Abstract: FR-OR072
Regulatory B Cell Phenotypes in Kidney Transplant Recipients and Their Association with Graft Function
Session Information
- Transplantation: Basic Science Innovations and Advances
November 07, 2025 | Location: Room 370A, Convention Center
Abstract Time: 05:50 PM - 06:00 PM
Category: Transplantation
- 2101 Transplantation: Basic
Authors
- Aly, Mostafa Gaafar, Transplantation Immunology, Institute of Immunology, University Hospital Heidelberg,, Heidelberg, Germany
- Ibrahim, Eman Hosny, Transplantation Immunology, Institute of Immunology, University Hospital Heidelberg,, Heidelberg, Germany
- Morath, Christian, Department of Nephrology, University Hospital Heidelberg, Heidelberg, Germany
- Daniel, Volker Rüdiger Maria, Transplantation Immunology, Institute of Immunology, University Hospital Heidelberg,, Heidelberg, Germany
Background
Regulatory B cells (Bregs) are CD19+ lymphocytes with diverse immunosuppressive roles, yet no single definitive surface marker distinguishes them, and their impact on alloimmunity after kidney transplantation remains unclear.
Methods
Ninety-four stable renal transplant recipients were included. Breg subsets—CD19+IL-10+, CD19+CD24hiCD27+, CD19+CD24hiCD38hi, CD19+CD5+, CD19+CD1d+, and CD19+CD25+CD73-CD71+—were quantified by flow cytometry. Associations between Breg counts and key clinical parameters were assessed in the overall cohort and stratified into early (≤1 year, n=47) and late (>1 year, n=47) post-transplant periods.
Results
Early recipients exhibited significantly higher counts of IL-10+, CD24hiCD38hi and CD1d+ Bregs compared with late recipients (p=0.002, 0.001, 0.021). In the full cohort, CD24hiCD38hi Bregs inversely correlated with rejection (r=–0.252, p=0.025) and, alongside CD1d+Bregs, with CRP (r=–0.471, p<0.001; r=–0.243, p=0.030). CD24hiCD27+ and CD25+CD73-CD71+Bregs positively associated with GFR (r=0.287, p=0.010; r=0.376, p<0.001).

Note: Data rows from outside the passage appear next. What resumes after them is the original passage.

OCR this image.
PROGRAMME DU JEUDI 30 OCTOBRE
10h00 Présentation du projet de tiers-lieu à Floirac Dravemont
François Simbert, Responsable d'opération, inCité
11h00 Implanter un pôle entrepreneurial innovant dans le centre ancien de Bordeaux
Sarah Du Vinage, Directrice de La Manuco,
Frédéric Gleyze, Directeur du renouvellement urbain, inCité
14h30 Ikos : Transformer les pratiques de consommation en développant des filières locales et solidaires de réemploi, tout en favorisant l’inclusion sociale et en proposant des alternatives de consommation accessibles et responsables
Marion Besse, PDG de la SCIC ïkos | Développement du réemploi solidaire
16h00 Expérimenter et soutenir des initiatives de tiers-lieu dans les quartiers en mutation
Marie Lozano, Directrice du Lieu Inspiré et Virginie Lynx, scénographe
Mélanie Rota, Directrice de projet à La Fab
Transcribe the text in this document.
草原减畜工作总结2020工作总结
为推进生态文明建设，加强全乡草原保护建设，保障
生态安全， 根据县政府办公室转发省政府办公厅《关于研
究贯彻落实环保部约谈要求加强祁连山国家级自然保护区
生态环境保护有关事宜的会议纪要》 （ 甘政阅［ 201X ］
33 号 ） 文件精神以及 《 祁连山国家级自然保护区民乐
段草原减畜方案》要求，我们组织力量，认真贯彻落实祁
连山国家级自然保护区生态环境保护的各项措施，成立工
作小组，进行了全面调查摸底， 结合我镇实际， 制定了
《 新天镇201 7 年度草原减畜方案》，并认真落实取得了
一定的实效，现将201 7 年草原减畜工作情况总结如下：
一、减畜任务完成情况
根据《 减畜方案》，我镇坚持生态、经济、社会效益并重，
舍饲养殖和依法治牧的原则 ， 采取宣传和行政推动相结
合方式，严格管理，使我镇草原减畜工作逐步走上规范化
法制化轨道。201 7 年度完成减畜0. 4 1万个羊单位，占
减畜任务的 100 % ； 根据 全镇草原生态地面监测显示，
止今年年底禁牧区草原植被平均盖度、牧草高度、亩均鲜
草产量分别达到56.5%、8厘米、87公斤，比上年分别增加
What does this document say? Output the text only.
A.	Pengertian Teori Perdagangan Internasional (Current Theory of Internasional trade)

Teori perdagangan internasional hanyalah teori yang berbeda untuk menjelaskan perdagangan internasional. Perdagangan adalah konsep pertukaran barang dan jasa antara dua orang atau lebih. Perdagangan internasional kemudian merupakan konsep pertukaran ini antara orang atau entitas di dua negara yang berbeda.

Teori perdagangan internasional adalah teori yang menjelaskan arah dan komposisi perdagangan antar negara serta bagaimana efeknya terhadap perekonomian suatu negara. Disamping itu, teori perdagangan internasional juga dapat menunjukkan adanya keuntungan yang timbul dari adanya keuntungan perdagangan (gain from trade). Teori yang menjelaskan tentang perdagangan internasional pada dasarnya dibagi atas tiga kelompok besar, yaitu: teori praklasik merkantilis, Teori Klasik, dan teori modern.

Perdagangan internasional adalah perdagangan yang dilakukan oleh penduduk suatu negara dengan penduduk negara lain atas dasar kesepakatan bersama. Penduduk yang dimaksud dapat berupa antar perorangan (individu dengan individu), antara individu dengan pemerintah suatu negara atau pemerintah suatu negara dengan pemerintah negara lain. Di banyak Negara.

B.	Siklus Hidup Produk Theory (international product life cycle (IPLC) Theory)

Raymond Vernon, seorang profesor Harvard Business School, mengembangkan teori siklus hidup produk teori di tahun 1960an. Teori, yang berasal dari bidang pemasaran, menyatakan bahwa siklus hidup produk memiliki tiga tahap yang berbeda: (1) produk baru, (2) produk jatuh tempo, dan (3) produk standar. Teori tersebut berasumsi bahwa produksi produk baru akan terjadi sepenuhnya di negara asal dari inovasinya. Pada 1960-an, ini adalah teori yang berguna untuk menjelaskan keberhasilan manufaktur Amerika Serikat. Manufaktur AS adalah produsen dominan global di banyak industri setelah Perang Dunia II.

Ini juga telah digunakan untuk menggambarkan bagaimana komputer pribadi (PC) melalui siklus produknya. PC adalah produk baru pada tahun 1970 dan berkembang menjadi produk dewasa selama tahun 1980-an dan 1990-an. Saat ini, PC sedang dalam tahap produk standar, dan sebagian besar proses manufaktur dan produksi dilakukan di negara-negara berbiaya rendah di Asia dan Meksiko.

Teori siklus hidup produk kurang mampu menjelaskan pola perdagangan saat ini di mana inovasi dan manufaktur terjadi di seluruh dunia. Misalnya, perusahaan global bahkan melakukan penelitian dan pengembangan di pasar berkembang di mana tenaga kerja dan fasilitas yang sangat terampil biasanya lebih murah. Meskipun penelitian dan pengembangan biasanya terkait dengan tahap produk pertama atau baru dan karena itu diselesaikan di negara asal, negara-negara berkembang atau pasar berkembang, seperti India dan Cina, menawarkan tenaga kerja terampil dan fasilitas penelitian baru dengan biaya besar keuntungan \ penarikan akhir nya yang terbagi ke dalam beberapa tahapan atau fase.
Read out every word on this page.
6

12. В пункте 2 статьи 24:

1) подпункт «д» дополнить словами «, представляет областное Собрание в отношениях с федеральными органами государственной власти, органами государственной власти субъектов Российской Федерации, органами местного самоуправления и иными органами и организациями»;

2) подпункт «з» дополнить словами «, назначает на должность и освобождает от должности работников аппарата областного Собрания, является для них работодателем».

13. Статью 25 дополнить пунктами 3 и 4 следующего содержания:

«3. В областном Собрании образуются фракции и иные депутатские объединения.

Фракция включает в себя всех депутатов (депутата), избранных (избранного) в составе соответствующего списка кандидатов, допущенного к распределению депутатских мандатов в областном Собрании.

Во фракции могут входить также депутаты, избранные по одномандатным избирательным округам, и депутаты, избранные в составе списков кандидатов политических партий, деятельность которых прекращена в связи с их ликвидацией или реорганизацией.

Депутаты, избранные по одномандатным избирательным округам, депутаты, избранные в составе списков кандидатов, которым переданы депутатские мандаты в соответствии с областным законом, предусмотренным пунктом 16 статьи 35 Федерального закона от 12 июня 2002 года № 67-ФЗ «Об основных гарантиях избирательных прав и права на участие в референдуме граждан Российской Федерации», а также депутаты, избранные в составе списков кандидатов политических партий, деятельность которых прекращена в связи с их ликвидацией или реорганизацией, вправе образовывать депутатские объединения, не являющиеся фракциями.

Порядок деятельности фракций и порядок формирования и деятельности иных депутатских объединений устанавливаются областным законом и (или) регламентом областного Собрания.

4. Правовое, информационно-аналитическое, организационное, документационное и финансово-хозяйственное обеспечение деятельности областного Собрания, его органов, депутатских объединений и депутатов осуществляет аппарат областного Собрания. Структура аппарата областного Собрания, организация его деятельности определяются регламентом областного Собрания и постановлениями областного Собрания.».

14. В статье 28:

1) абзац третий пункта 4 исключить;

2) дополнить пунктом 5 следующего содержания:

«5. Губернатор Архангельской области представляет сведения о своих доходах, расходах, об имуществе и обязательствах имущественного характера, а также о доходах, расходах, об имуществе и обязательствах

Ciclosporin troughs and steroid dose correlated with higher IL-10+, CD24hiCD27+ and CD24hiCD38hi Bregs (ciclosporin: r=0.400, 0.401, 0.355; p=0.017, 0.017, 0.036; steroids: r=0.285, 0.319, 0.416; p=0.011, 0.004, <0.001), and steroids also correlated with CD5+Bregs (r=0.252, p=0.027). Tacrolimus troughs correlated with IL-10+Bregs (r=0.361, p=0.031).
Among early recipients, CD5+, CD24hiCD38hi and IL-10+Bregs inversely correlated with rejection (r=–0.351, –0.314, –0.417; p=0.024, 0.043, 0.007), while CD24hiCD27+Bregs inversely correlated with DGF (r=–0.449, p=0.003) and, alongside CD24hiCD38hi, with serum creatinine (r=–0.337, –0.333; p=0.027, 0.029). In late recipients, CD24hiCD27+ and CD25+CD73-CD71+Bregs associated with better GFR (r=0.474, p=0.001; r=0.343, p=0.038) and, with IL-10+Bregs, with reduced de novo DSA (r=–0.418, –0.349, –0.490; p=0.019, 0.025, 0.005).
Conclusion
Breg counts fall in the late posttransplant phase but are preserved under standard immunosuppression. Among all subsets, CD24hiCD38hi, CD24hiCD27+ and IL-10+Bregs show the strongest, consistent links to lower rejection rates, reduced inflammation and better graft function—supporting their use as dynamic biomarkers and targets for personalized immunomodulation to improve long-term transplant outcomes.